4/10
What should be moving is steeped in cheese.
27 November 2008
What was taken away after a viewing of The Killing Fields is not any sort of empathy with those poor Cambodians or the plight of Dith Pran, but a genuine hatred of Roland Joffe for believing his audience is made up of moronic dolts so ignorant and unsophisticated that they need to be told that the insanity and murder on display is a very bad thing. Really, thank god for the 30 inserts of crying children while overpowering sadness-score swells exponentially. Feel bad! You must FEEL BAD FOR THEM! Joffe's narcissism viciously attacks us at every turn with how goddamn important he knows this film is. It's brutal and insulting.

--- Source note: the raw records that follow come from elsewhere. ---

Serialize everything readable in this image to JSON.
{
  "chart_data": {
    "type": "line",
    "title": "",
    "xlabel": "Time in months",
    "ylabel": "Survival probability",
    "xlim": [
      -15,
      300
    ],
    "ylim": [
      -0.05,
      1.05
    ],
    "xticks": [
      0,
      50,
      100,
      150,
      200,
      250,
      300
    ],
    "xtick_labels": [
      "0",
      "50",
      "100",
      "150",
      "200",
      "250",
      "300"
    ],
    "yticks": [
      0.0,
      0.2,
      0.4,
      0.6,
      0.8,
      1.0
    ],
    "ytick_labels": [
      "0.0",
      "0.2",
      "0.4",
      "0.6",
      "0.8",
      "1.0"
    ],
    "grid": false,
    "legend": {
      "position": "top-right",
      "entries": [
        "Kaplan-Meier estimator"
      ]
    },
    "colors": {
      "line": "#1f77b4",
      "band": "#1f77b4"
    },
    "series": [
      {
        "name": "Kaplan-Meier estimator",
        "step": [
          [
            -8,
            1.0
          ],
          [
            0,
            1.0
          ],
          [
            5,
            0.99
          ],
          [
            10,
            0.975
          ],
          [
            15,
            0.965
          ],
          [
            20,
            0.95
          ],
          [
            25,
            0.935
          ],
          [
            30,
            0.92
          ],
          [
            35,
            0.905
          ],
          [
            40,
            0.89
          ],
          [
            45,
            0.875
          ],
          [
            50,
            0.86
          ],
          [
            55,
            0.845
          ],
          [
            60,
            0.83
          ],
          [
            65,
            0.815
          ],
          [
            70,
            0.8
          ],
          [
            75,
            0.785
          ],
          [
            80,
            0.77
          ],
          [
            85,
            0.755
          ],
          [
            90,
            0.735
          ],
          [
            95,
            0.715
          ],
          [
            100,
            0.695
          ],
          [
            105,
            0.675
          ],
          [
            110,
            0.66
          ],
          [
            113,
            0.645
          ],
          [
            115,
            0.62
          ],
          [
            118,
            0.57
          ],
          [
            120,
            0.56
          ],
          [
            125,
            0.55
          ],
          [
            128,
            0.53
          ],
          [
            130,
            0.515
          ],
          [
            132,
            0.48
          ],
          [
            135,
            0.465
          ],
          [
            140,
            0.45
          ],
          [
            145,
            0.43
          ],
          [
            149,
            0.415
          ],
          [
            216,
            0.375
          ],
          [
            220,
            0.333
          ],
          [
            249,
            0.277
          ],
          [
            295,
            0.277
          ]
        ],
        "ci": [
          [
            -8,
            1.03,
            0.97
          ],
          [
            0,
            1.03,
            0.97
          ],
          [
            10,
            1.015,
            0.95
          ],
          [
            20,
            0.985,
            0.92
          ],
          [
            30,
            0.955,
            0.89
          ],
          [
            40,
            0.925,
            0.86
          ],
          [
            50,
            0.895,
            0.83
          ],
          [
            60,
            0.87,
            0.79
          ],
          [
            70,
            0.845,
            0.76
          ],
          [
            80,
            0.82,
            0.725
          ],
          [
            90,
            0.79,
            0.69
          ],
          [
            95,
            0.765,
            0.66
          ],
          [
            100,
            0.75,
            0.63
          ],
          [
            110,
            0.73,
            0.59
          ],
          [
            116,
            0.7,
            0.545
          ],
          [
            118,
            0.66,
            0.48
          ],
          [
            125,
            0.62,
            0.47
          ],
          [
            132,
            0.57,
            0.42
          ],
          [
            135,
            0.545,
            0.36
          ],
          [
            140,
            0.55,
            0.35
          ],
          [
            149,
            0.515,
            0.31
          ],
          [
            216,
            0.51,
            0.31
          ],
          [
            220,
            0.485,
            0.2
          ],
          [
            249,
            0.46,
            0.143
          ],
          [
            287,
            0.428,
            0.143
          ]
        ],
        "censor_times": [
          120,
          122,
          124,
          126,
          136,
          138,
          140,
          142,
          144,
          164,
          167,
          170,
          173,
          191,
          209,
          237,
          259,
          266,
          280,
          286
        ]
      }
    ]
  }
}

This is a shame, as there are some skillfully choreographed sequences where our protagonists are shuffled from place to place in total confusion as to the situation. These contain little to no dialogue and articulate a great deal through imagery. Of course there is the outrageously bizarre musical accompaniment that deflates any interest in the scenes. It's as if Joffe hired Trent Reznor and Danny Elfman and told them to meet somewhere in the middle. The much hyped performance of Haing S. Ngor is not Earth shattering but definitely impressive, especially as a non actor who totally out-acts the rest of the cast. The tragedy is that as a man who actually survived all the misery we see in this film, he deserved to be in a far better portrayal of the insanity the Khmer Rouge put Cambodia through. All we learn about the calamitous conflict is that "it sucked." Granted, the focus of this film is on the characters of the reporters, but the audience should know a bit about what they are seeing. The Khmer Rouge appears like a magical force that simply showed up and took over. This might be asking for too much of a different film, but it seems necessary for something that clearly wants to be the total embodiment of the Cambodian conflict. A film that bastardizes John Lennon's "Imagine" in such a horrific, tug-at-the-heart-strings fashion deserves no such moniker. It's an ending so overdone and steeped in cheese that all in the audience will cry, but not for the intended reason.